S’il ne pouvait prédire à ce moment-là que Ducharme deviendrait entraîneur, St-Louis savait par contre que son coéquipier avait une bonne tête de hockey.

« Il avait toujours des idées pour des schémas de jeu », s’est-il rappelé.

« Il pouvait donner son opinion sur le jeu en supériorité numérique par exemple. Il regardait aussi les stratégies défensives de nos adversaires. Quand il était sur la glace, ça passait souvent par lui. »

Toujours en contact

Même si leurs chemins se sont séparés après l’université, les deux hommes ont maintenu le contact. Ils se parlent une ou deux fois par année.

St-Louis n’est pas tombé de sa chaise quand il a appris la nomination de Ducharme, mercredi. Il lui a envoyé un texto pour le féliciter.

« Je suis heureux pour lui, il mérite sa chance », a dit St-Louis.
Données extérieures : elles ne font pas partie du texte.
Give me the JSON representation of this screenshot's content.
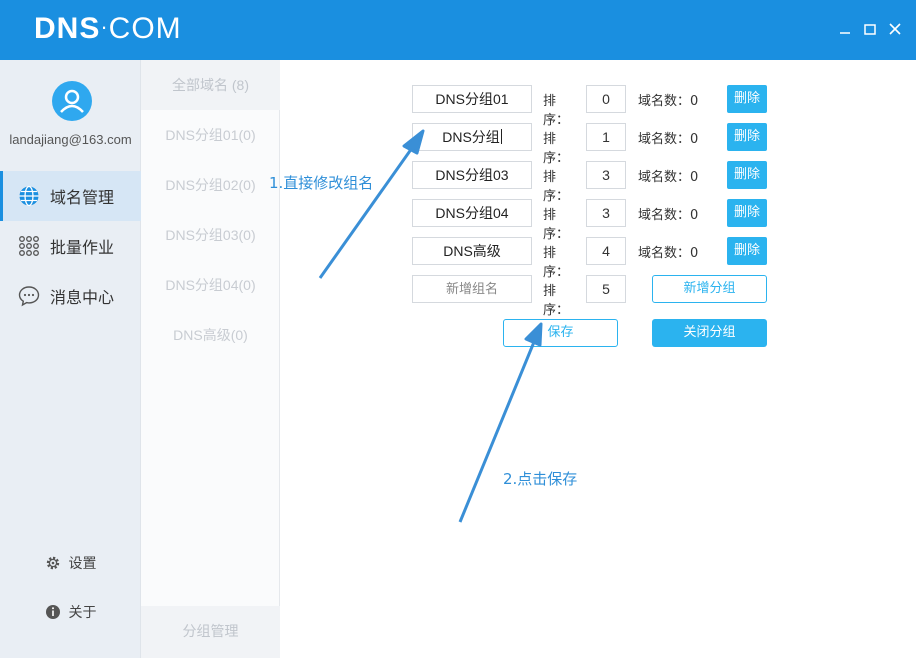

« J’ai suivi sa progression dans le rôle d’entraîneur. Il a commencé comme adjoint au niveau junior avant de devenir entraîneur en chef. Il a remporté la coupe Memorial et le championnat mondial junior. »

Dans le petit monde du hockey, il n’est pas dit que les chemins de Ducharme et de St-Louis ne pourraient pas se croiser à nouveau. Entraîneur de ses trois garçons depuis sa retraite de la compétition il y a six ans, St-Louis est intéressé par une carrière d’entraîneur.

Il y a quelques années, il a travaillé brièvement pour son ancien entraîneur John Tortorella avec les Blue Jackets de Columbus.

À la blague, j’ai lancé à St-Louis qu’il pourrait venir seconder son ami Ducharme à Montréal ou qu’il pourrait appeler d’autres de ses nombreuses connaissances pour trouver un poste.

« Ils savent où me trouver ! » a-t-il conclu en riant.